Less than a week after VanEck filed a notice saying it would be lowering the fee it charges on its spot bitcoin ETF, the investment manager’s fund experience a massive spike in trading volume.
On Tuesday, VanEck’s spot bitcoin ETF surpassed $300 million in trading volume as of 1:50 p.m. ET, more than ten times what it traded on its best day so far. When VanEck’s crypto-based ETF launched on January 11 it hit its previous high of daily trading volume when it registered $25.5 million, according to Yahoo Finance data compiled by The Block.
Bloomberg senior ETF analyst Eric Balchunas took to X to express his surprise for how well the fund was performing. VanEck’s ETF “is going wild today with $258 million in volume already, a 14x jump over its daily average, ” he posted. “And it’s not one big investor (which would make sense) but rather 32,000 individual trades, which is 60x its average.”
“Because ETFs trade on the secondary market, it can be challenging to know who or why someone buys an ETF,” VanEck’s head of ETF product, Ed Lopez told The Block. “Today’s trading has sported great volume at tight spreads, which is ultimately what you’d want from an ETF, whether you’re bullish or bearish on the market.”
VanEck’s ETF has struggled to keep pace with the products offered by BlackRock, Fidelity and Grayscale, which have dominated in terms of daily trading volumes since the new financial instruments launched last month.

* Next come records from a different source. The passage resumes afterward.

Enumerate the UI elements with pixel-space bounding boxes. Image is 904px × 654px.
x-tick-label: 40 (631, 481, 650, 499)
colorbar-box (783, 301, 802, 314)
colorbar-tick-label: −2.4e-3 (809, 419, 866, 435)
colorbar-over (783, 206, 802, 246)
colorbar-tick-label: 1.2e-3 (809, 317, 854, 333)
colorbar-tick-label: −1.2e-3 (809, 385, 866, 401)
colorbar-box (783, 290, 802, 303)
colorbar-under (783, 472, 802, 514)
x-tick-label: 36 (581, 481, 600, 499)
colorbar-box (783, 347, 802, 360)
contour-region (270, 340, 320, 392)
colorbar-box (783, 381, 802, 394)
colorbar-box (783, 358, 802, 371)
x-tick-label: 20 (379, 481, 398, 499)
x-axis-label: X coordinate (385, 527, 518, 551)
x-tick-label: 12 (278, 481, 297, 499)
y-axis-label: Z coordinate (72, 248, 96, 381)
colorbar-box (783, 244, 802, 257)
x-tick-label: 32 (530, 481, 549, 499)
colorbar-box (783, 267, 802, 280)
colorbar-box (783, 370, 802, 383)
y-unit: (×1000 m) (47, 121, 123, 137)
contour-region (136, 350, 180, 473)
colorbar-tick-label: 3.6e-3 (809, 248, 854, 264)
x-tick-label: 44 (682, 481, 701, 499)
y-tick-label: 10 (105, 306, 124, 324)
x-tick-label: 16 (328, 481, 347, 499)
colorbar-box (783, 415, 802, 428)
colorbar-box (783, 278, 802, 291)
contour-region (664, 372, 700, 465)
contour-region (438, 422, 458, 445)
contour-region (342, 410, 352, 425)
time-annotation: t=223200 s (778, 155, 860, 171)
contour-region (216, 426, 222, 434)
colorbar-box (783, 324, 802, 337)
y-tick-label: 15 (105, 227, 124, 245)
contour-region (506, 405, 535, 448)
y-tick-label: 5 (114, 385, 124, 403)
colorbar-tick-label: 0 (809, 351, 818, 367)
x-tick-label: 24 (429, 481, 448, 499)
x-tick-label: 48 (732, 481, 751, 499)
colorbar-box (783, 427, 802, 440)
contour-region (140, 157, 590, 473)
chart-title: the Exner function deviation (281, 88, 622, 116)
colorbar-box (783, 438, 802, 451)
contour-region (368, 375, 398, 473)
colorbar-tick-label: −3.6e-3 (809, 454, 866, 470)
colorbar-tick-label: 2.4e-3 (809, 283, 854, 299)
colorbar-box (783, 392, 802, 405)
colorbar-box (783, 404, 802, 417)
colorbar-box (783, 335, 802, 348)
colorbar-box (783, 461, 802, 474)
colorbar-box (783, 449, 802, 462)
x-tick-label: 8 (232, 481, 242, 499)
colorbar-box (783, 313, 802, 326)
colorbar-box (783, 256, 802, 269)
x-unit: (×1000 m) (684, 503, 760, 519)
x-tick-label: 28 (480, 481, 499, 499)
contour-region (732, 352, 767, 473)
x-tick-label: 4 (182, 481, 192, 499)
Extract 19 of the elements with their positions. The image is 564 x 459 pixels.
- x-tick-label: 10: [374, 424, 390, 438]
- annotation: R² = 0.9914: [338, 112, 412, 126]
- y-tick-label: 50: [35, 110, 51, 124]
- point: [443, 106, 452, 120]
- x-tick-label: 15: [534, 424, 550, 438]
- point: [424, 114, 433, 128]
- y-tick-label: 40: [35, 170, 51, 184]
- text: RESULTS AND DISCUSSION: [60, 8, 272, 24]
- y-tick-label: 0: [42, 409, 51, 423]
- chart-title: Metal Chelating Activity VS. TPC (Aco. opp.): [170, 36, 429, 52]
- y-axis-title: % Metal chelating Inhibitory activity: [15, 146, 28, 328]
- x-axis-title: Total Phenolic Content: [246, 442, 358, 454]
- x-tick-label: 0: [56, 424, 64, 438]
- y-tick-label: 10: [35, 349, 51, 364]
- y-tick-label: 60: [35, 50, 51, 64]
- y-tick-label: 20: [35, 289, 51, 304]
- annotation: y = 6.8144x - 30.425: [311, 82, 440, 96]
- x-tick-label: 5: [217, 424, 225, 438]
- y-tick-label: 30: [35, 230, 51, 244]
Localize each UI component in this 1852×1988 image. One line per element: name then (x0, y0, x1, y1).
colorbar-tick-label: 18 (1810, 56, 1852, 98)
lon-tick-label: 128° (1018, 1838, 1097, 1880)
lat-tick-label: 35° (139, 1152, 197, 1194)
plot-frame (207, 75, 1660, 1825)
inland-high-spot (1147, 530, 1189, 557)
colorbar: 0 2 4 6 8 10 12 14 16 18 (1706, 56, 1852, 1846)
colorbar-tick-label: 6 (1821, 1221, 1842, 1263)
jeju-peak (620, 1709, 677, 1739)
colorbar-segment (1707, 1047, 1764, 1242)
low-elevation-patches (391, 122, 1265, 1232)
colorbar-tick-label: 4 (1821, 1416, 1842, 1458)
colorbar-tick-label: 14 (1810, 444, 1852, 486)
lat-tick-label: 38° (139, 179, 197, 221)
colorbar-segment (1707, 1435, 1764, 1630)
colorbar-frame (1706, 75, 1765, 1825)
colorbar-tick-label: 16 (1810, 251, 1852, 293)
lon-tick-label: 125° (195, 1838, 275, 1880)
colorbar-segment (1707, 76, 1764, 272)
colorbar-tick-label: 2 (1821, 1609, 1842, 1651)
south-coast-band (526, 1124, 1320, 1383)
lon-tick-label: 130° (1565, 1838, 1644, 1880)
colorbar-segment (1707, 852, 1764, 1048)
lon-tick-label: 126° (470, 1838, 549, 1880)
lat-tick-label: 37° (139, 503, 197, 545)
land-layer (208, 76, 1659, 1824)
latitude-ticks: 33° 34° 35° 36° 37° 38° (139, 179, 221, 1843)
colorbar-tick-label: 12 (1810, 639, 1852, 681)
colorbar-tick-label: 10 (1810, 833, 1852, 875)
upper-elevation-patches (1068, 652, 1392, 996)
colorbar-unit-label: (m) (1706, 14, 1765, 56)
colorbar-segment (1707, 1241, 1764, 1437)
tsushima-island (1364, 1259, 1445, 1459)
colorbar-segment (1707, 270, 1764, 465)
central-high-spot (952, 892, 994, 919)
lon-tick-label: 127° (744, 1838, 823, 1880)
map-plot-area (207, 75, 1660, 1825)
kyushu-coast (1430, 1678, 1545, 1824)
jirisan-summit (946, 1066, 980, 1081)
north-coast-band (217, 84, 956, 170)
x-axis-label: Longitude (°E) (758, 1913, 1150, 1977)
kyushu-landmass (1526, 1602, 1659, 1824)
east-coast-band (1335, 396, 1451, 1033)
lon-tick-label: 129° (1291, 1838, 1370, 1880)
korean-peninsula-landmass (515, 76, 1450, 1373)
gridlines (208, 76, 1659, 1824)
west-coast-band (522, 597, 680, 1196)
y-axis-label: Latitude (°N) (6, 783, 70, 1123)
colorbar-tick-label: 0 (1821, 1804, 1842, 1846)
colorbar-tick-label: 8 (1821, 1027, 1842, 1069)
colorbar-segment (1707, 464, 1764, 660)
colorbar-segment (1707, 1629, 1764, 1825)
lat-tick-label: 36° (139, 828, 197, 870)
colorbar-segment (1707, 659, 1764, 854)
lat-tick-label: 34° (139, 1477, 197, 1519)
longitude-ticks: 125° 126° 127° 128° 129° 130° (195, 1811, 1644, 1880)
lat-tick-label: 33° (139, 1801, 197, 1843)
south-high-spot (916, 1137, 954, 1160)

Both BlackRock and Fidelity charge a fee of 0.25% on their offerings, though the fees are partially waived for early investors. Last week, in a sign it potentially hoped to compete on price, VanEck filed a notice with the Securities and Exchange Commission announcing it would lower its fee to 0.20% from 0.25%, effective on Feburary 21, or tomorrow.
“We’ve publicly filed to lower HODL’s fee, and we have seen strong interest in our fund … including great engagement from retail investors,” said Lopez.